Inmates disciplined in heroin plot
POCATELLO, Idaho – A woman serving a 20-year prison sentence for the death of a 2-year-old autistic boy from eastern Idaho has been disciplined inside the Pocatello Women’s Correctional Center after staffers uncovered what they say was a plot to bring heroin into the prison.
Michelle Bott-Graham and another woman were given 30 days in detention at the prison. A prison staffer on Sunday declined to explain to the Associated Press how detention differs from the way inmates are normally held.
Warden Brian Underwood told the Idaho State Journal that the plot involved a plan to have a man toss a bag of black tar heroin over a fence.
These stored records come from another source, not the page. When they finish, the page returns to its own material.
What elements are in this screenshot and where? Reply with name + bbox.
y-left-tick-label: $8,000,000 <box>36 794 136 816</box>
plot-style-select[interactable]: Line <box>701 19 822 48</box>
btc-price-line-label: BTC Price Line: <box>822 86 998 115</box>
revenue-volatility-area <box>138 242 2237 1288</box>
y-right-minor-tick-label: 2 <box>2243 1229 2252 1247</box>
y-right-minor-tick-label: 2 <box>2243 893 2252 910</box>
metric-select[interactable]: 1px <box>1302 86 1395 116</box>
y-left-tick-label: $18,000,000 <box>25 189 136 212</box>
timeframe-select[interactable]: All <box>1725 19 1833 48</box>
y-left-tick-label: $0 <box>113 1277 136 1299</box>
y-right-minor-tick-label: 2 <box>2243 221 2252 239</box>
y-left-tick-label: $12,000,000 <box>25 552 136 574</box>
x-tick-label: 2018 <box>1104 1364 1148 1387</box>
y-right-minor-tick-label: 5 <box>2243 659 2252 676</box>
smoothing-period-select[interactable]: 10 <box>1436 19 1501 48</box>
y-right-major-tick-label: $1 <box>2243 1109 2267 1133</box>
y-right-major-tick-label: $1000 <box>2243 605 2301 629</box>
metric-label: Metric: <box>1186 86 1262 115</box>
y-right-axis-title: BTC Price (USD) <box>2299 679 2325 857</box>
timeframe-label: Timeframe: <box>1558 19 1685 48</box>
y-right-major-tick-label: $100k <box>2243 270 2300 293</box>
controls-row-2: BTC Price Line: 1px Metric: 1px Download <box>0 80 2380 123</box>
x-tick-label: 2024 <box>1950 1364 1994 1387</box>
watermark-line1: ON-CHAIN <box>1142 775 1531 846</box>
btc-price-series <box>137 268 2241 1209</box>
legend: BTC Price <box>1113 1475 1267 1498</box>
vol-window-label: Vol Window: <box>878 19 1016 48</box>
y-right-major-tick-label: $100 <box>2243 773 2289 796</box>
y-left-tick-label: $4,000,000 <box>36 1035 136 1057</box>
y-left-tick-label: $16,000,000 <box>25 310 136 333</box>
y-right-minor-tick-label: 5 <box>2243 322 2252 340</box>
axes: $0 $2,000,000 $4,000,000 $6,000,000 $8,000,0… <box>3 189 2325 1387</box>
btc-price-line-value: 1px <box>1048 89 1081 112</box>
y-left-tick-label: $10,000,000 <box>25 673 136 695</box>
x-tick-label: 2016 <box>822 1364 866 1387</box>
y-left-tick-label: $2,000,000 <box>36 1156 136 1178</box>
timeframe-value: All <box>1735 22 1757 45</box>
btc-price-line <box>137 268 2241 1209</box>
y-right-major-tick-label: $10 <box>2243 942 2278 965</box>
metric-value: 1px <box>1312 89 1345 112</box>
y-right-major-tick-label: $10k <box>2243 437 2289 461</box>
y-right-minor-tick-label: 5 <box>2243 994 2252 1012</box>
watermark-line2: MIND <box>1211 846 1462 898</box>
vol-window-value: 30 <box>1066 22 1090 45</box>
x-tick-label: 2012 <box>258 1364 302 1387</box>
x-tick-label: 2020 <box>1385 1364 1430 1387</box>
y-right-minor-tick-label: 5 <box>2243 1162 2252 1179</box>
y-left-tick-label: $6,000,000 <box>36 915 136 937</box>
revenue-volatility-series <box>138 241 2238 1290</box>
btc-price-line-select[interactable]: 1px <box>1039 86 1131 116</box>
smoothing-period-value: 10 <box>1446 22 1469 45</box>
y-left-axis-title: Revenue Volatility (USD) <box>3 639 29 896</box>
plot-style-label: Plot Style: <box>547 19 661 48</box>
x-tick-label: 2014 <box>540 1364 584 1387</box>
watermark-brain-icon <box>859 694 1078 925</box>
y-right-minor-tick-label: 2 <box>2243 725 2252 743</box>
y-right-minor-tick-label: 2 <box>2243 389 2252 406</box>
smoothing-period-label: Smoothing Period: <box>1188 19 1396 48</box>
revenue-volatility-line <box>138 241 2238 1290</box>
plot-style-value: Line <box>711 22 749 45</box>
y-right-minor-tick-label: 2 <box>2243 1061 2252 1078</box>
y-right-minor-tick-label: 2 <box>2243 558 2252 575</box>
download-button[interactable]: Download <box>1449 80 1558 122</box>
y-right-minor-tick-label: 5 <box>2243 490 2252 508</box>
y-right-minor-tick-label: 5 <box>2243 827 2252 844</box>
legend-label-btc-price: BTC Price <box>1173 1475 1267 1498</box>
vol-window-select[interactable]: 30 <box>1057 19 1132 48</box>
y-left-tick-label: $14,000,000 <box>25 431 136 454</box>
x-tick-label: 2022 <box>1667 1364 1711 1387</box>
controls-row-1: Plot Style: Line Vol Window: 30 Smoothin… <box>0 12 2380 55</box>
According to prison reports, a staff member saw a man who appeared to be using binoculars on the back side of the prison. Another inmate told guards that the man was there to contact someone in the recreational yard.
Inmates were removed from the yard and the man walked out of sight, the report said.
Telephone conversations at the prison are recorded, Underwood said. Recordings of conversations between Bott-Graham and an unidentified male on March 21 and March 24 revealed the alleged plot to have the heroin tossed over the fence to Bott-Graham and another inmate, Underwood said.
According to prison officials, Bott-Graham admitted during an April 2 interview to having a conversation about getting heroin into the prison and choosing the best area to throw it over the fence.
Bott-Graham pleaded guilty in October to one count of involuntary manslaughter and one count of felony injury to a child in the death of Pocatello toddler Cameron Hamilton. She received the 20-year sentence in February in 6th District Court.
Bott-Graham was originally charged with first-degree murder in the death of Hamilton, who died at a Utah hospital in December 2005 after suffering severe brain trauma.